Starters all give a nod to the worldwide influences Buenos Aires can boast, while retaining a focus on South America. There are quesadillas, Spanish croquettes, Argentinian street food... pretty much something to tantalize any taste-buds.
Since we’re in for a meat-feast we know we should go for something, light like the Swordfish Carpaccio, but instead ignore our trembling arteries and opt for the Belly Pork Tempura with CAUchup and the Yerba-Smoked Beef. The former is as melt-in-your-mouth as it proclaims, and given a lift of tangy flavour from the sauce, while the latter comes as wafers of delectable meat, all layered with the complex and altogether fragrant oriental additions of soy and wasabi.
Now it’s on to the main event, and true carnivores should do as we did, ordering the Feasting Plate. Not for the faint hearted (quite literally – it amounts to 1200g of meat, although we had a lesser portion), it gives a taste of three of CAU’s best steaks.

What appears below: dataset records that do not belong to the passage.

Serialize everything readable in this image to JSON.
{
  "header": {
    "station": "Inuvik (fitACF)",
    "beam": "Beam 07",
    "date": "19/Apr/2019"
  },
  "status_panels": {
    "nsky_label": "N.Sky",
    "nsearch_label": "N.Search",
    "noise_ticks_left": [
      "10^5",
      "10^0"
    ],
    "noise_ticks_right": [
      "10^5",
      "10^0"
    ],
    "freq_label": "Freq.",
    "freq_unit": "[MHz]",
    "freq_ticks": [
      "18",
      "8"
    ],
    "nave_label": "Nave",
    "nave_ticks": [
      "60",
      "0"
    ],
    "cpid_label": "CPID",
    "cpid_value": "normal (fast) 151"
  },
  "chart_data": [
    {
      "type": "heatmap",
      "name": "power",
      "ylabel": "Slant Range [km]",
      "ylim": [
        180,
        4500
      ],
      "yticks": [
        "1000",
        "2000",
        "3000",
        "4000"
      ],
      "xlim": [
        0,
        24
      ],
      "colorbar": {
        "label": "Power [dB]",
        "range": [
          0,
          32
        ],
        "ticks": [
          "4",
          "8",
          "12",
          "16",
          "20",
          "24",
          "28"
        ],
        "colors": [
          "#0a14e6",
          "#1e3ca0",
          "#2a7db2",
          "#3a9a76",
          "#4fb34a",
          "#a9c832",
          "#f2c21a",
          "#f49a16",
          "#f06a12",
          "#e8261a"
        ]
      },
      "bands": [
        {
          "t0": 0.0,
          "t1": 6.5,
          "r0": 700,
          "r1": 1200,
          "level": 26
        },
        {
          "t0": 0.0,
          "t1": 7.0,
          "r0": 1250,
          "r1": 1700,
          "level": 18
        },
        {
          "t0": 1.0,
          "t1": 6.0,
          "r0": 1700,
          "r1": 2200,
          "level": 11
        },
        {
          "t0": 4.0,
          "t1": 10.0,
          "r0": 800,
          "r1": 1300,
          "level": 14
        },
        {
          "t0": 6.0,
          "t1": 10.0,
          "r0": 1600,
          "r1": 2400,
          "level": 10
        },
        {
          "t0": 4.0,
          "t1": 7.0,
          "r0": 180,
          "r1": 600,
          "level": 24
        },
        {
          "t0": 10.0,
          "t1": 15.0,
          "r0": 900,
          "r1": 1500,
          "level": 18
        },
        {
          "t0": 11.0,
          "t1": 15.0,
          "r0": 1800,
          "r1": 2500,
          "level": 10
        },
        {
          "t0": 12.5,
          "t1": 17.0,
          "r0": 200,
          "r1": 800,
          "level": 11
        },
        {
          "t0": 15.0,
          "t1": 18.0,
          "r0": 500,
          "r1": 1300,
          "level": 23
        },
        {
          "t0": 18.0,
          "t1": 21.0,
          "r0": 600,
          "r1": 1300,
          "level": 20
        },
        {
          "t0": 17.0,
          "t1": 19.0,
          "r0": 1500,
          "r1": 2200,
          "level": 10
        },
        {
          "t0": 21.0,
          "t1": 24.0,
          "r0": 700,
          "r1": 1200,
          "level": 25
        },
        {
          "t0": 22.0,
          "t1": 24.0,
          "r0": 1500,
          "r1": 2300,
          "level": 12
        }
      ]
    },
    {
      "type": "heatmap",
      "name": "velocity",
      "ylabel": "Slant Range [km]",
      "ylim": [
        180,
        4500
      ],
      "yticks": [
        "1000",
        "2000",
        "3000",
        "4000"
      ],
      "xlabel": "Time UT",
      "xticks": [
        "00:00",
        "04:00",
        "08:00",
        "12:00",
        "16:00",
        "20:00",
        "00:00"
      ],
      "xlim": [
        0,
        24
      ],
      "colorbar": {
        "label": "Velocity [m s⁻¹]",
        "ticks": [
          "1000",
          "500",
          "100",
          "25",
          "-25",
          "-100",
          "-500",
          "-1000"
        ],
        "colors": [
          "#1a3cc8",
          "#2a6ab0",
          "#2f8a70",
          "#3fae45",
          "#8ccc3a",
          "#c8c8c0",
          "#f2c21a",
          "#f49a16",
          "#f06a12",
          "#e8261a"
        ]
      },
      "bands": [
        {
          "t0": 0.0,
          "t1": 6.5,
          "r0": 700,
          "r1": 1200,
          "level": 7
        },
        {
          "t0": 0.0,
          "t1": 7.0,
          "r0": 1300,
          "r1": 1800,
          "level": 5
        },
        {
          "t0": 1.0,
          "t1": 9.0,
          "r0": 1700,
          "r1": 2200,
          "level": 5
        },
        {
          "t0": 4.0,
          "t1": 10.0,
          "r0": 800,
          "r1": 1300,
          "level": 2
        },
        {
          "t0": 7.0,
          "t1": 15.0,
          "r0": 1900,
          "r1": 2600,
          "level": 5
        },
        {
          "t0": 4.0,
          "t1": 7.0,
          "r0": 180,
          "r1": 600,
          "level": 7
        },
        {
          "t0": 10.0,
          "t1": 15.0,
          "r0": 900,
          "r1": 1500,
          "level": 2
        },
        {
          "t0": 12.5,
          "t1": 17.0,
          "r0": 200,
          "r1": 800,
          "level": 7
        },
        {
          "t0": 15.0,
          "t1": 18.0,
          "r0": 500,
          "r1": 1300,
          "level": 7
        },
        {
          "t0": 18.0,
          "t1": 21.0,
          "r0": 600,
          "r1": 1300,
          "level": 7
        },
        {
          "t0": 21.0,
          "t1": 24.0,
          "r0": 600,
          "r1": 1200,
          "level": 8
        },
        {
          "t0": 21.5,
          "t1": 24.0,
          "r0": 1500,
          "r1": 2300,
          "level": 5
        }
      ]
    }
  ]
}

Asado de Chorizo has a hefty punch of smoky flavour that combines absolutely ideally with the succulent flesh, while Tira de Ancho has been grilled so slowly that the tenderness is unbelievable – I almost want to break into an Otis Redding chorus. The real kicker is the Lomito – considered the finest cut in Argentina, it really is a lesson in how proper steak should be enjoyed. Charred on the outside, with the inside as pink as Paris Hilton’s wardrobe, and as juicy as the gossip that surrounds her, too.
We accompany this with crisp gold shards of chip and the most divine Mac 'n' Cheese, because what our body needs at this point is more cholesterol, obviously. But FYI, the latter side has to be tried.
There was no need whatsoever to get dessert, but we did anyway, and after trying CAU’s spectacular Three-Milk Cake then I urge you to loosen that belt buckle and do the same. Words don’t describe how damned good it is.
And to drink? It can only be red wine, and once more CAU are bang on with a portion of the list dedicated purely to Malbec. These are exclusively from Argentina, except for the Amélie, which is made for the restaurant in the Languedoc region of France and is bloody delicious – give it a go.
Upon leaving CAU, I had my first ever experience of the meat sweats – and I wouldn’t change it for the world. I felt like I had truly feasted well, on quality produce cooked by expert chefs. And although I was glad I wasn’t actually hopping on a boat, since I was pretty sure I’d sink a ship, then CAU is one place I’ll be making a repeat voyage to very soon.